The UAW has been critical of U.S. trade policy and practices for more than 30 years but King said he is satisfied with provisions of the new deal with Korea.
Under the provisions of the renegotiated agreement, the 2.5% U.S. tariff on automobiles will stay in place until the fifth year after implementation of the agreement, and the 25% tariff on light trucks remains until the eighth year, when it starts to be phased down.

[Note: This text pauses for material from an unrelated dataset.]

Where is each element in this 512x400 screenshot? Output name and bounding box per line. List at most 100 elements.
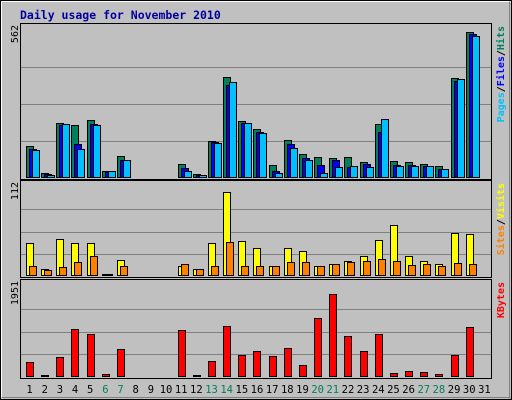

Moreover, Korea will immediately reduce its electric car tariffs from 8% to 4%, and will phase out the tariff by the fifth year of the agreement, King said
King said the agreement also includes standards for the protection of worker rights, including obligations for South Korea to respect core International Labor Organization labor rights and to effectively enforce labor laws designed to ensure a level playing field for American workers to compete.
“One of the reasons we felt comfortable supporting the (agreement) is that South Korea has a strong and vibrant trade union movement, particularly in the automotive sector,” said King. “We believe the revised (pact) will improve our economic relationship with South Korea and provide UAW members with the opportunity to make products for export to Asia,” King said.
Earlier in the week, AFL-CIO President Richard Trumka had denounced the new trade pacts with Korea, Columbia and Panama in no uncertain terms. “Working people know what too many politicians apparently do not—these deals will be bad for jobs, workers’ rights and our economy, Trumka said, after Congress voted to approve the trade deals.
According to the Economic Policy Institute, or EPI, the Korea trade deal will cost 159,000 net U.S. jobs while Panama routinely tramples workers’ rights and shelters money launderers and tax dodgers.
EPI says the 1993 North American Free Trade Agreement (NAFTA) should serve as warning about the job loss threat of these three trade deals.